Dès que les aiguilles de la montre approchent 16 heures, les travailleurs commencent à quitter leurs lieux de travail, les enfants cherchent de quoi grignoter et les ménages se tournent vers des repas simples et accessibles. Au milieu du bruit, du mouvement et des odeurs de braise, une activité attire les regards : la vente du maïs grillé.

Il est à peine 16 heures au marché Arzèkè de Parakou lorsque les vendeuses de maïs grillé commencent à s’installer. Comme des dizaines d’autres, Boukari Alimatou entame sa soirée avant même l’arrivée de la grande affluence. Ses premiers clients s’arrêtent déjà, attirés par l’odeur du maïs fraîchement grillé.

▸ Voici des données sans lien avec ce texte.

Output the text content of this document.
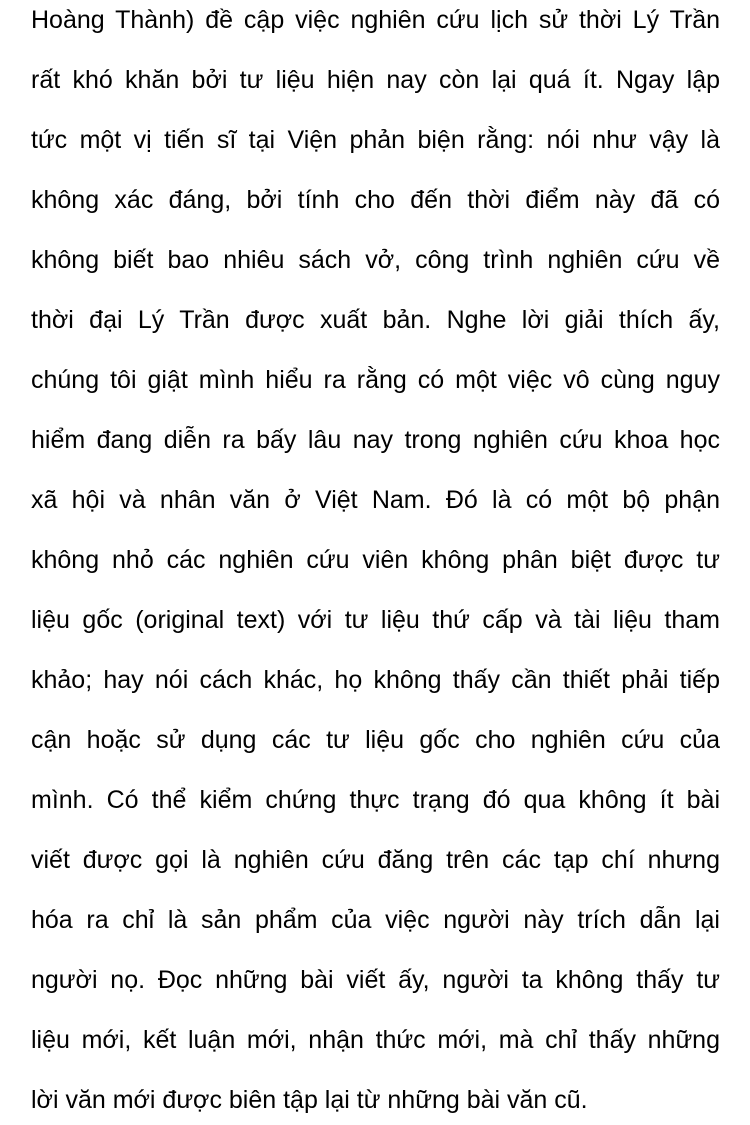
Hoàng Thành) đề cập việc nghiên cứu lịch sử thời Lý Trần
rất khó khăn bởi tư liệu hiện nay còn lại quá ít. Ngay lập
tức một vị tiến sĩ tại Viện phản biện rằng: nói như vậy là
không xác đáng, bởi tính cho đến thời điểm này đã có
không biết bao nhiêu sách vở, công trình nghiên cứu về
thời đại Lý Trần được xuất bản. Nghe lời giải thích ấy,
chúng tôi giật mình hiểu ra rằng có một việc vô cùng nguy
hiểm đang diễn ra bấy lâu nay trong nghiên cứu khoa học
xã hội và nhân văn ở Việt Nam. Đó là có một bộ phận
không nhỏ các nghiên cứu viên không phân biệt được tư
liệu gốc (original text) với tư liệu thứ cấp và tài liệu tham
khảo; hay nói cách khác, họ không thấy cần thiết phải tiếp
cận hoặc sử dụng các tư liệu gốc cho nghiên cứu của
mình. Có thể kiểm chứng thực trạng đó qua không ít bài
viết được gọi là nghiên cứu đăng trên các tạp chí nhưng
hóa ra chỉ là sản phẩm của việc người này trích dẫn lại
người nọ. Đọc những bài viết ấy, người ta không thấy tư
liệu mới, kết luận mới, nhận thức mới, mà chỉ thấy những
lời văn mới được biên tập lại từ những bài văn cũ.
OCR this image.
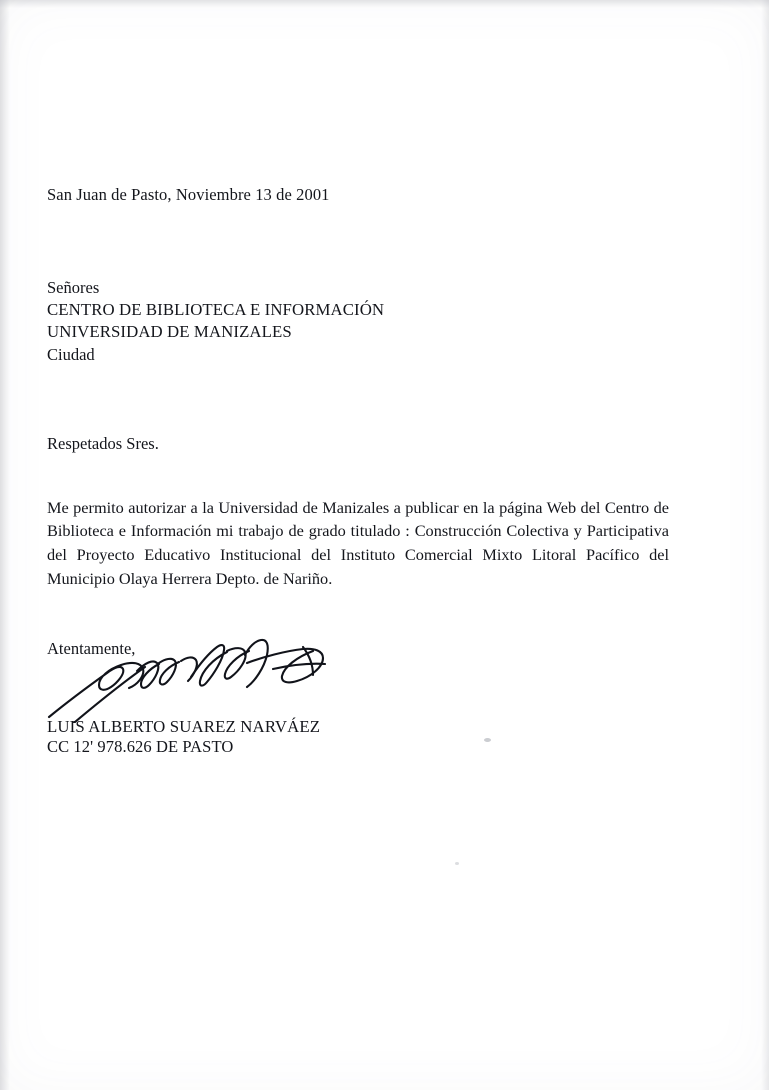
San Juan de Pasto, Noviembre 13 de 2001
Señores
CENTRO DE BIBLIOTECA E INFORMACIÓN
UNIVERSIDAD DE MANIZALES
Ciudad
Respetados Sres.
Me permito autorizar a la Universidad de Manizales a publicar en la página Web del Centro de Biblioteca e Información mi trabajo de grado titulado : Construcción Colectiva y Participativa del Proyecto Educativo Institucional del Instituto Comercial Mixto Litoral Pacífico del Municipio Olaya Herrera Depto. de Nariño.
Atentamente,
LUIS ALBERTO SUAREZ NARVÁEZ
CC 12' 978.626 DE PASTO
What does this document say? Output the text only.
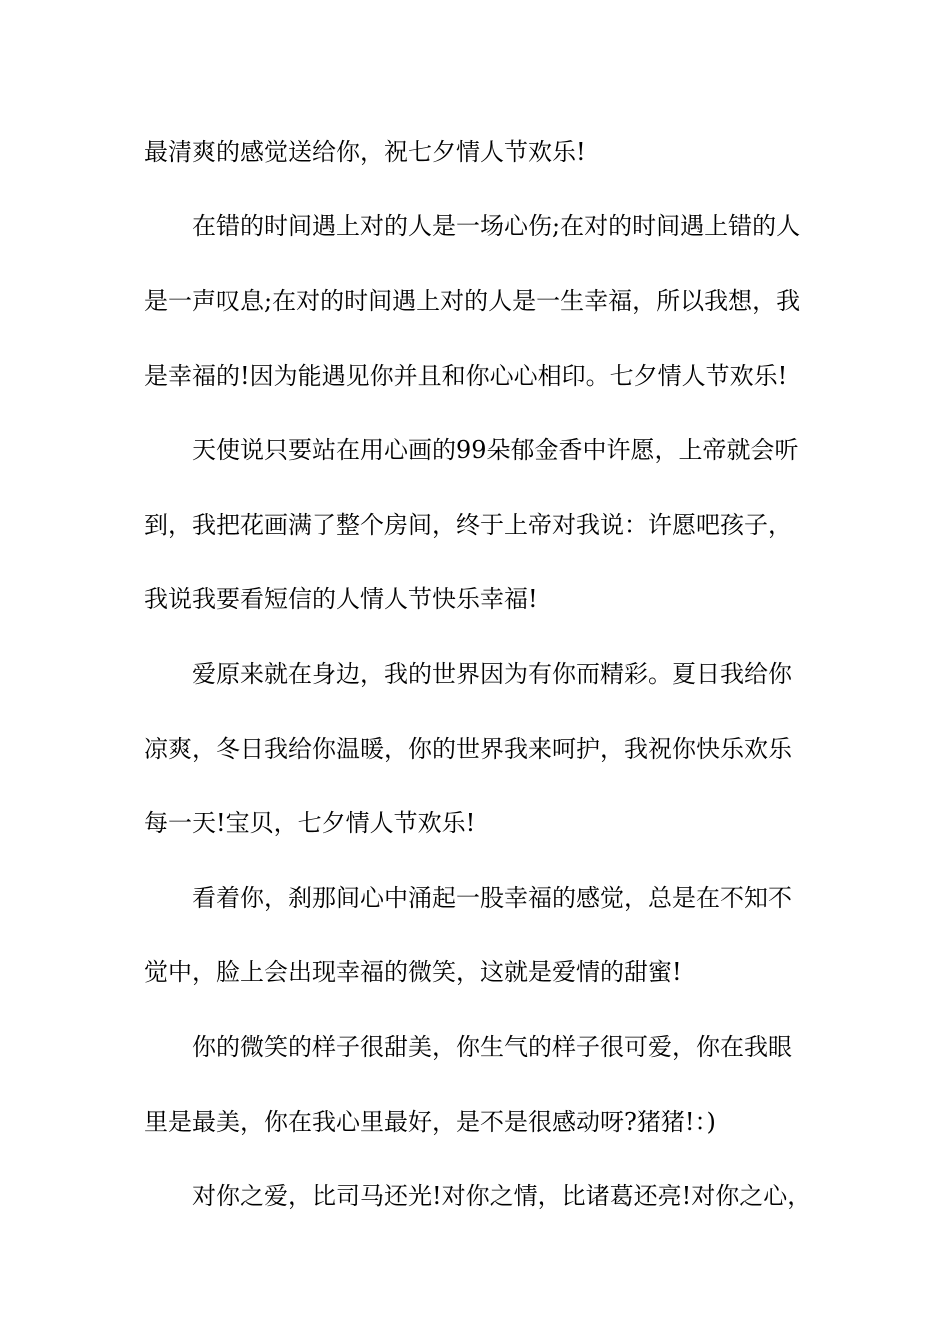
最清爽的感觉送给你，祝七夕情人节欢乐!
在错的时间遇上对的人是一场心伤;在对的时间遇上错的人
是一声叹息;在对的时间遇上对的人是一生幸福，所以我想，我
是幸福的!因为能遇见你并且和你心心相印。七夕情人节欢乐!
天使说只要站在用心画的99朵郁金香中许愿，上帝就会听
到，我把花画满了整个房间，终于上帝对我说：许愿吧孩子，
我说我要看短信的人情人节快乐幸福!
爱原来就在身边，我的世界因为有你而精彩。夏日我给你
凉爽，冬日我给你温暖，你的世界我来呵护，我祝你快乐欢乐
每一天!宝贝，七夕情人节欢乐!
看着你，刹那间心中涌起一股幸福的感觉，总是在不知不
觉中，脸上会出现幸福的微笑，这就是爱情的甜蜜!
你的微笑的样子很甜美，你生气的样子很可爱，你在我眼
里是最美，你在我心里最好，是不是很感动呀?猪猪!：)
对你之爱，比司马还光!对你之情，比诸葛还亮!对你之心，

Vendeuse scolaire et commerçante de maïs grillé depuis dix ans, elle explique les raisons qui l’ont conduite vers cette activité. « Faute d’activité à l’école durant les vacances, j’ai repris la vente de maïs afin de ne pas rester inactive. Cela me permet de gagner de l’argent et d’apporter mon soutien au père de famille », confie-t-elle.

Pourtant, cette activité comporte son lot de difficultés. Boukari Alimatou évoque notamment les pertes liées à la qualité des épis et à la hausse du prix du maïs. « Des fois, on achète les maïs et il n’y a rien comme grain sur les épis. Cela constitue une perte. Et avec la hausse du prix du maïs au marché, si un client veut payer moins cher, on ne cède que s’il en prend beaucoup. Autrement, on tombe en faillite», explique-t-elle. Azizou Kalima, également vendeuse de maïs grillé, ne considère pas son activité comme une simple routine. Pour elle, chaque journée représente un nouveau combat. « Si je commence à 16 heures, c’est parce qu’à partir de cette heure, les gens commencent vraiment à sortir. Plus, je perds du temps à commencer, plus les clients passent. Du coup, je n’ai pas le luxe de perdre du temps », affirme-t-elle.

Dans les rues de Parakou, le maïs grillé n’est donc pas seulement une collation consommée en fin de journée. Derrière chaque épi posé sur la braise se cachent les efforts et les sacrifices de ces femmes qui, dès 16 heures, rallument le feu pour gagner leur vie, soutenir leurs familles et faire face, elles aussi, à la cherté de la vie.